Implement `solution(texts, scores, r)`. To make the sampling task deterministic and testable, do not call a random number generator. Instead, treat `r` as a uniform random draw in `[0, 1)` and return the string chosen by inverse-transform sampling. Each `scores[i]` is either a number or one of the strings `'+inf'`, `'-inf'`, or `'nan'`. Sampling rules: 1. If any score is NaN (or an invalid score token appears), return `None`. 2. If `texts` is empty, the lengths differ, or `r` is outside `[0, 1)`, return `None`. 3. If one or more scores are `+inf`, choose uniformly among only those items. 4. Else, if all scores are `-inf`, choose uniformly among all items. 5. Otherwise, sample index `i` with probability proportional to `exp(scores[i])`. Use a numerically stable method, so very large or very small finite scores do not overflow or underflow.

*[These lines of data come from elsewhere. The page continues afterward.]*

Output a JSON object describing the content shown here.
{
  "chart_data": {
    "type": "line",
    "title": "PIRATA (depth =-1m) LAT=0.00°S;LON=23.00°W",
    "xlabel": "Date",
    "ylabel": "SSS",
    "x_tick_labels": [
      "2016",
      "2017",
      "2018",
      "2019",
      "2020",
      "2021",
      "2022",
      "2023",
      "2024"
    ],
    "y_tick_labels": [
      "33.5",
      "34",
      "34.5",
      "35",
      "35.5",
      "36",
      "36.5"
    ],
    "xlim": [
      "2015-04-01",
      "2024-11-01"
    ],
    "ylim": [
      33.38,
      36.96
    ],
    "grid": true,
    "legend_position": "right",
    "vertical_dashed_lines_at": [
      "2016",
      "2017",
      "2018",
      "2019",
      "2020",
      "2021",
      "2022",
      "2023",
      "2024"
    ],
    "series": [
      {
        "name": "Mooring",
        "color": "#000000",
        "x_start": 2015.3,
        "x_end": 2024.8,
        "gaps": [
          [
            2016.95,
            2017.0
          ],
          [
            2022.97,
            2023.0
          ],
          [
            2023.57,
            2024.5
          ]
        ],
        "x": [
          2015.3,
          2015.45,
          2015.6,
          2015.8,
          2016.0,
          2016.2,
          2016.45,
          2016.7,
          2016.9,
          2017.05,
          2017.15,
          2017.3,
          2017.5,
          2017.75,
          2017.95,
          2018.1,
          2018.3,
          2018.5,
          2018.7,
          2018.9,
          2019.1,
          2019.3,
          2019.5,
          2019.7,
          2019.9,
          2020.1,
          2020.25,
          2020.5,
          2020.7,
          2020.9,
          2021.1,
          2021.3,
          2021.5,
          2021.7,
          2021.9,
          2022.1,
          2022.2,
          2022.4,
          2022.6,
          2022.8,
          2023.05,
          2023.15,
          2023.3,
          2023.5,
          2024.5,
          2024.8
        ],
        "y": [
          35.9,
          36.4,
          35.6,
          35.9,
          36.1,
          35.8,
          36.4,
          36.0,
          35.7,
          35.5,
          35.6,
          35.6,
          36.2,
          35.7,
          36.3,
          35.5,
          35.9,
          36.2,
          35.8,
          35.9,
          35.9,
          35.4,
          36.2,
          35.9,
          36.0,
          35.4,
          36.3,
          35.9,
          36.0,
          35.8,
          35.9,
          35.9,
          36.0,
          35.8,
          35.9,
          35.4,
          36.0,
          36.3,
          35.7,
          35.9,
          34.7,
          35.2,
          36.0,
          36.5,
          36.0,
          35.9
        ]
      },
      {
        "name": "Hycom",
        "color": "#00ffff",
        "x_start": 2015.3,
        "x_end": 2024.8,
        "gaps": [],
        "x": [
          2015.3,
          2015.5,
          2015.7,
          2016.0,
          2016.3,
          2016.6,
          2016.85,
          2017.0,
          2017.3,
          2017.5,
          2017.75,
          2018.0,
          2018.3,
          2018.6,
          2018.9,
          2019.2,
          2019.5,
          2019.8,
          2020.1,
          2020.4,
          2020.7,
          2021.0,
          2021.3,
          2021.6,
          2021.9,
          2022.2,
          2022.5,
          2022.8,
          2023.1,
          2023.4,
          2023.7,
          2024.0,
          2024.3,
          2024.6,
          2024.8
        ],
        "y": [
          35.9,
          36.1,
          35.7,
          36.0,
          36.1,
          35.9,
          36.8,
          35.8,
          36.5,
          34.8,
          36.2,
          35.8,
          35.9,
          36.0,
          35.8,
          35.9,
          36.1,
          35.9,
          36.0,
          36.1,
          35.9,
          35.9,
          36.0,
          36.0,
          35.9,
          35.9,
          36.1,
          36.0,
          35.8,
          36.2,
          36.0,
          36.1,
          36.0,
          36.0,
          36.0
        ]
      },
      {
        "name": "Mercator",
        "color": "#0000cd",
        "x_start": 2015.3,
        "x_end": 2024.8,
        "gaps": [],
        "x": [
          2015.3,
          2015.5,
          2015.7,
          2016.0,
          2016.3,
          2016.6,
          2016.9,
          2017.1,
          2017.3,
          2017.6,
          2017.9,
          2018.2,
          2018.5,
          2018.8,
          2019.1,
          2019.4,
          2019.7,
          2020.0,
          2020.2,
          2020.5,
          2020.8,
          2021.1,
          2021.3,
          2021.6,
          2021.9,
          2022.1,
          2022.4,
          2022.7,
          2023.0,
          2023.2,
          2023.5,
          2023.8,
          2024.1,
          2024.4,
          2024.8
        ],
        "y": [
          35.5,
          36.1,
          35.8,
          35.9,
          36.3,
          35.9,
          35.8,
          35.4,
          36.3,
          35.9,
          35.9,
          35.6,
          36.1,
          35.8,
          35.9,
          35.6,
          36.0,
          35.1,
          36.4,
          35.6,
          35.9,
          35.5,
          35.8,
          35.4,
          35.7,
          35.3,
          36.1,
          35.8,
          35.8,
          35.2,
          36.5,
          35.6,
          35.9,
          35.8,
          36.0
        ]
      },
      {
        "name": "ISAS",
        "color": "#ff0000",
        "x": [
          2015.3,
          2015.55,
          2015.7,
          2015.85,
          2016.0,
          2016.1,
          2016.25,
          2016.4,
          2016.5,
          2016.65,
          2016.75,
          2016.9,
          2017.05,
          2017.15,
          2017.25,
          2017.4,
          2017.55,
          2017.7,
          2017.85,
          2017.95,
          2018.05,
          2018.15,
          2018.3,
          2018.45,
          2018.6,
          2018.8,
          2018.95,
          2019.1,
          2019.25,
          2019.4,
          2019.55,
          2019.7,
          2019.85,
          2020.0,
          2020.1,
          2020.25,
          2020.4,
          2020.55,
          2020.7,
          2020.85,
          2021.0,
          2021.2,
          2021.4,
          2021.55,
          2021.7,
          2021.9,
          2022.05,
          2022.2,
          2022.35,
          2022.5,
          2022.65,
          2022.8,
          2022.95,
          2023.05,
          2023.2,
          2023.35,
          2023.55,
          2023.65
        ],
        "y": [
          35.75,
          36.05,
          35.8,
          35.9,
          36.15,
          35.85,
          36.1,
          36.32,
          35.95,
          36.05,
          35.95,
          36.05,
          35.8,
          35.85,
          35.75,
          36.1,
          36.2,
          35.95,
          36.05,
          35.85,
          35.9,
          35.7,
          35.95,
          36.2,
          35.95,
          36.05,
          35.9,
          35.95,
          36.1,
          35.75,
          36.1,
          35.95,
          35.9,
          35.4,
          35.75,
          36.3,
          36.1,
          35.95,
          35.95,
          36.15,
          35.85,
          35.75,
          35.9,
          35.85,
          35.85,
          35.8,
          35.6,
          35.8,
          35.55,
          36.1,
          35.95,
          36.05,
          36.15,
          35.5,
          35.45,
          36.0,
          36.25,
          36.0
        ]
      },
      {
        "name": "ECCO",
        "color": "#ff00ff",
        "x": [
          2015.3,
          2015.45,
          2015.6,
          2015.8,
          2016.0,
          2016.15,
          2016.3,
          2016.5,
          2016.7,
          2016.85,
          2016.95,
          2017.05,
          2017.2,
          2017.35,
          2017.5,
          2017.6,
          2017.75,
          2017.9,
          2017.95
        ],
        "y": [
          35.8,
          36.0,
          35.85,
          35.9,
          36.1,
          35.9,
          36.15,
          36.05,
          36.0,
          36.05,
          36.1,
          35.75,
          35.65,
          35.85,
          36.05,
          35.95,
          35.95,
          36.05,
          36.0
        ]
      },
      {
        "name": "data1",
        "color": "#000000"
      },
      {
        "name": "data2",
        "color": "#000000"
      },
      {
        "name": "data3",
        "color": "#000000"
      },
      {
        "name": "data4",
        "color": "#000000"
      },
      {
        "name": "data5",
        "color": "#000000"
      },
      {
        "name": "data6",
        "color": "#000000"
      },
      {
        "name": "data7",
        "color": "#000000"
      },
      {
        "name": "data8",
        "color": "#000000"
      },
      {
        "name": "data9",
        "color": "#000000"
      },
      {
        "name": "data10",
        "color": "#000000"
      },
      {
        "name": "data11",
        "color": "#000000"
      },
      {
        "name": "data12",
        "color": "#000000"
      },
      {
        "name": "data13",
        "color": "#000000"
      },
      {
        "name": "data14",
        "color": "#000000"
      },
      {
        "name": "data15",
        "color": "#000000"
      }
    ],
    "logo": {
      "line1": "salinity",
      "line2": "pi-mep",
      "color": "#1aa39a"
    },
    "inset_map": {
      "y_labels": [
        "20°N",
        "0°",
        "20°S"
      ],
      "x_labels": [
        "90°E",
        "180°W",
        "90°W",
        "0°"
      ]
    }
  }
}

In this case, `-inf` contributes probability 0. If the same text appears multiple times, each position is treated as a separate item.

Constraints

  • 0 <= n <= 2 * 10^5
  • Expected time complexity is O(n) per sample
  • Use a numerically stable softmax when no `+inf` is present and not all scores are `-inf`
  • Scores in tests are given as numbers or the strings `'+inf'`, `'-inf'`, and `'nan'`

Examples

Input: (['low', 'mid', 'high'], [0.0, 1.0, 2.0], 0.2)

Expected Output: 'mid'

Explanation: The stable weights are proportional to `exp(-2)`, `exp(-1)`, and `exp(0)`, so the cumulative mass after `'low'` is about 0.090 and after `'mid'` is about 0.335. Since `r = 0.2`, the sample falls on `'mid'`.

Input: (['a', 'b', 'c', 'd'], [1.0, '+inf', -5.0, '+inf'], 0.75)

Expected Output: 'd'

Explanation: There are two `+inf` scores, at indices 1 and 3. The choice must be uniform among those two items. `floor(0.75 * 2) = 1`, so the second `+inf` item is chosen: `'d'`.

Input: (['x', 'y', 'z'], ['-inf', '-inf', '-inf'], 0.99)

Expected Output: 'z'

Explanation: All scores are `-inf`, so all weights are zero and the result must be uniform over all items. `floor(0.99 * 3) = 2`, so `'z'` is returned.

Input: (['u', 'v'], [-1000.0, -1001.0], 0.8)

Expected Output: 'v'

Explanation: A stable softmax uses shifted scores `[0, -1]`, giving weights proportional to `1` and `exp(-1)`. The first item has probability about 0.731, so `r = 0.8` lands on the second item `'v'`.

Input: (['a', 'b'], [0.0, 'nan'], 0.1)

Expected Output: None

Explanation: Any NaN score makes the input invalid under the problem statement, so the function returns `None`.

Input: ([], [], 0.3)

Expected Output: None

Explanation: There is no item to sample from, so the function returns `None`.

Hints

  1. Handle the special `+inf` and all-`-inf` cases before doing any exponentiation.
  2. For finite scores, subtract the maximum finite score before applying `exp`; this keeps the probabilities unchanged but avoids overflow/underflow.